One of the most important things for the 2017 Phillies was for everyone to just stay frickin’ healthy. So far, Clay Buchholz and Howie Kendrick have not obliged, and now right-hander Aaron Nola is back on the shelf after straining his lower back. The club announced Monday afternoon that Nola would be hitting the 10-day DL, retroactive to Friday.
#Phillies have placed RHP Aaron Nola on the 10-day disabled list with a lower back strain. The transaction is retroactive to April 21.— Phillies (@Phillies) April 24, 2017
Nola, you might remember, hurt his elbow last year. You might also remember how good Nola looked when healthy in 2015 and early 2016, which is what makes this latest DL trip that much more hurtful.
The Phillies’ recent history with back injuries, although not necessarily a predictor, is kind of ugly. Roy Oswalt in 2011; Freddy Galvis in 2012; Mike Adams in 2013; Roy Halladay succumbed to a bad back and Matt Harrison arrived with one. The tricky thing about balky backs is how persistent they can be, and it’s unclear exactly how much time Nola will have to miss as he rests up.
But we soldier on! The early thought is that Nick Pivetta, the Lehigh Valley righty off to a tremendous start with the IronPigs, will get the call to fill in for Nola on Wednesday against the Marlins, ideally as a spot starter before Nola comes back to take his regular turn. That’s probably the best-case scenario.
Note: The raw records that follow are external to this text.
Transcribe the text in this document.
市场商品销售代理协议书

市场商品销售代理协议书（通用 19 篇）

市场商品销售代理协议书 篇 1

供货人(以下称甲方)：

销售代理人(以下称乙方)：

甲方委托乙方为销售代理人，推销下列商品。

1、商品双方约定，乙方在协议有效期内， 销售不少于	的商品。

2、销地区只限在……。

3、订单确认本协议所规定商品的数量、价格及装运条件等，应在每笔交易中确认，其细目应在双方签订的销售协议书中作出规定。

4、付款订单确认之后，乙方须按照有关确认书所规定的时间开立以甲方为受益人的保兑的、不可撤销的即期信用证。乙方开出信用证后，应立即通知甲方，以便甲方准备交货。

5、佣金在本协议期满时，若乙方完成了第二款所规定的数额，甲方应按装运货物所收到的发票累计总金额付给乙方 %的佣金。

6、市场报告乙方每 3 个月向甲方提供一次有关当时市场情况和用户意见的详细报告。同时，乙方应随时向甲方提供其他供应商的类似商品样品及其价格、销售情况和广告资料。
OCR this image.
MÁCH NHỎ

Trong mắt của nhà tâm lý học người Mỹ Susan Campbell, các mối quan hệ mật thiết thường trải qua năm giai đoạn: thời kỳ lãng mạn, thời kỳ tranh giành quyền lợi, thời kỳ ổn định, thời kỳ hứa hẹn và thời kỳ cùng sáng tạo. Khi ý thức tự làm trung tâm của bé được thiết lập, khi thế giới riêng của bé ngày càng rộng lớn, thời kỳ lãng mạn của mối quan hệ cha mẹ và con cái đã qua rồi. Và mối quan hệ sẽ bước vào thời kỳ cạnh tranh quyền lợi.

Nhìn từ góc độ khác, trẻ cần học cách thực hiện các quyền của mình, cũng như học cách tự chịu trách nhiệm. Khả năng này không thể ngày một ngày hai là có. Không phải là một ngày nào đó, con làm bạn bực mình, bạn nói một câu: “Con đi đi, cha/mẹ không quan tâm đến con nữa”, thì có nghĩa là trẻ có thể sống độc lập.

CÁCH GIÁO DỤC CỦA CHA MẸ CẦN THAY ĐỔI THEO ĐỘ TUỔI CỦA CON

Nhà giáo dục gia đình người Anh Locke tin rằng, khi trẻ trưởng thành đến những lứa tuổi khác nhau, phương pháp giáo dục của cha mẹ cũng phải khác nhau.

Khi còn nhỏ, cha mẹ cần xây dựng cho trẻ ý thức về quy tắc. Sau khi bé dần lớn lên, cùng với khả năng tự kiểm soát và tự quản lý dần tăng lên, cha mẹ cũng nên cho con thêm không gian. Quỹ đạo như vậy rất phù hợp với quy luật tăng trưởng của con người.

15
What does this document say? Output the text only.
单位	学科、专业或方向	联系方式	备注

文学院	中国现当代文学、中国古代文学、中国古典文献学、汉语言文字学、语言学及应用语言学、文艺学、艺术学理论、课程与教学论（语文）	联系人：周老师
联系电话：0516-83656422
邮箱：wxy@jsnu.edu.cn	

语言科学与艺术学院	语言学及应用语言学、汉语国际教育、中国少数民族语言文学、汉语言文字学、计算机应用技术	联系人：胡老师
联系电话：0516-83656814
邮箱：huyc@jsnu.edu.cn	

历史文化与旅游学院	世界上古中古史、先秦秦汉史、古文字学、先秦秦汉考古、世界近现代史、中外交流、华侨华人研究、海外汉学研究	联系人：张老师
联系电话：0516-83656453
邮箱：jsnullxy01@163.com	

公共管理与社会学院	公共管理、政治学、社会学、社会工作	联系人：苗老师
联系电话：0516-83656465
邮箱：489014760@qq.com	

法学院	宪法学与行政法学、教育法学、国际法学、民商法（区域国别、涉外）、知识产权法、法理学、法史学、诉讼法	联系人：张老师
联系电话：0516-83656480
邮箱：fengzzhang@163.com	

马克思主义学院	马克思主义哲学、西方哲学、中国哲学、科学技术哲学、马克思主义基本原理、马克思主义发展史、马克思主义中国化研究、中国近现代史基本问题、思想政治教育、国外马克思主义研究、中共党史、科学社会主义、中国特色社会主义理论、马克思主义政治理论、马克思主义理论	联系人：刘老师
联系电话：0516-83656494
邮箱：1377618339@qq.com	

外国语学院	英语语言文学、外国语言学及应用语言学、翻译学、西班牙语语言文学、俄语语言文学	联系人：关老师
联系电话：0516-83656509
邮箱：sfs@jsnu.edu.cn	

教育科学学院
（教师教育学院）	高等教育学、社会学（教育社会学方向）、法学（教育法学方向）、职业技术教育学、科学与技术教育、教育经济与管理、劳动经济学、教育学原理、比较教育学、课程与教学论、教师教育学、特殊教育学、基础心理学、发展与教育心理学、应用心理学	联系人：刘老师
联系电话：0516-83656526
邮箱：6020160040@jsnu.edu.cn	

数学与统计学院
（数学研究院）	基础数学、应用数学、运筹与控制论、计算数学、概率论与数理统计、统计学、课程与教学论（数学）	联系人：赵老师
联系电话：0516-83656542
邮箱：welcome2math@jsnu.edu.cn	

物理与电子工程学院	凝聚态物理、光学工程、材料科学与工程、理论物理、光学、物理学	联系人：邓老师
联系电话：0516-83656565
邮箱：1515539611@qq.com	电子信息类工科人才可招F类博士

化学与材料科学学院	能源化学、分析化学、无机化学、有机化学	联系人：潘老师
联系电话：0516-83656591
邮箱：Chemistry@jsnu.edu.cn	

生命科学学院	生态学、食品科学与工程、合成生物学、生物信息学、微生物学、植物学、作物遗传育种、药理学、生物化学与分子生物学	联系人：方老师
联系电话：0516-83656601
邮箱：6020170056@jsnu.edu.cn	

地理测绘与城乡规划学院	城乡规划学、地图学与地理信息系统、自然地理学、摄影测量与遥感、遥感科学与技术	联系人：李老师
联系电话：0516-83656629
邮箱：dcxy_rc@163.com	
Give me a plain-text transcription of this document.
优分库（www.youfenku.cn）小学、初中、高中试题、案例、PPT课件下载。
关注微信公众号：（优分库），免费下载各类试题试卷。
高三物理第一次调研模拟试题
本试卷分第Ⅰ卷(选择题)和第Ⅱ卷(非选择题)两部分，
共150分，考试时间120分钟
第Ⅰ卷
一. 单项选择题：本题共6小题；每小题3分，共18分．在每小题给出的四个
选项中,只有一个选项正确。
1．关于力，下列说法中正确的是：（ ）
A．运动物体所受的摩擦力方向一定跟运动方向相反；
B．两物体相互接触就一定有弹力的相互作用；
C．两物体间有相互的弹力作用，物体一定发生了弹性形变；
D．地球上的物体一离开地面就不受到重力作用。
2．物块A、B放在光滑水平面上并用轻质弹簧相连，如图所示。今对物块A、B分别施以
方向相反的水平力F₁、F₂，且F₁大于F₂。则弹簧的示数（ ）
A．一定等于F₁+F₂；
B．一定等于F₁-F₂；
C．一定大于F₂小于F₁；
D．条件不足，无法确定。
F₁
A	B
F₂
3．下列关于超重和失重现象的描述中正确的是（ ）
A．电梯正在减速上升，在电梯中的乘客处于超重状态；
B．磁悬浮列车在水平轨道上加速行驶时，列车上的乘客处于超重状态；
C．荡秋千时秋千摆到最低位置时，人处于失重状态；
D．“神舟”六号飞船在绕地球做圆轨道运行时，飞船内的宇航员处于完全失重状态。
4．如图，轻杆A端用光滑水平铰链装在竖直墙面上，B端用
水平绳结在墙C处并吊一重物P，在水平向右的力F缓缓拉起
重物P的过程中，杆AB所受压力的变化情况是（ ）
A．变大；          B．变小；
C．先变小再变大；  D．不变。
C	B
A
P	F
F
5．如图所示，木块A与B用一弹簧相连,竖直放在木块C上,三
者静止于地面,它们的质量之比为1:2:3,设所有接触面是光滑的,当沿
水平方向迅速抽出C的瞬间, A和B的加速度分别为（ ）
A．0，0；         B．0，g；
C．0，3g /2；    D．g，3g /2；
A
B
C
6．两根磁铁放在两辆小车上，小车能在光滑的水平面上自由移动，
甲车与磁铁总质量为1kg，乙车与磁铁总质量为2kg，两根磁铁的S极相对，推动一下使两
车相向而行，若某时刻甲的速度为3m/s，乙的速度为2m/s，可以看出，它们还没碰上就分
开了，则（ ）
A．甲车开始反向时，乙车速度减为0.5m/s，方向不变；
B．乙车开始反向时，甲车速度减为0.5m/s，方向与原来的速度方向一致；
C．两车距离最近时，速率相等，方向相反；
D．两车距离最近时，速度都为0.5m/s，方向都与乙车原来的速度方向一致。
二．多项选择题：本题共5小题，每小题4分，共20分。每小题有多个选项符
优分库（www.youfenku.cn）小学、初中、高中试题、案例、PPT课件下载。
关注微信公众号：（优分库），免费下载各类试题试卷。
The Phillies have lost another starter. Aaron Nola is on the DL with a lower back strain. I’d expect to see Nick Pivetta on Wednesday.— Matt Gelb (@MattGelb) April 24, 2017
For the 24-year-old Pivetta, he would reach the Majors four years after being drafted in the fourth round by the Nationals and arriving in return for Jonathan Papelbon in 2015. Through three starts, Pivetta has pitched 19 innings with 24 strikeouts and two walks. As he’s already on the 40-man roster and Jake Thompson just started on Sunday, Pivetta’s recall seems to add up.
Hopefully, we’ll only be holding our collective breath for Nola another week. Until then, all we can do is wait for good news, and thankfully get a look at an intriguing arm in the meantime. I think we’ve all learned how to find the silver lining by this point.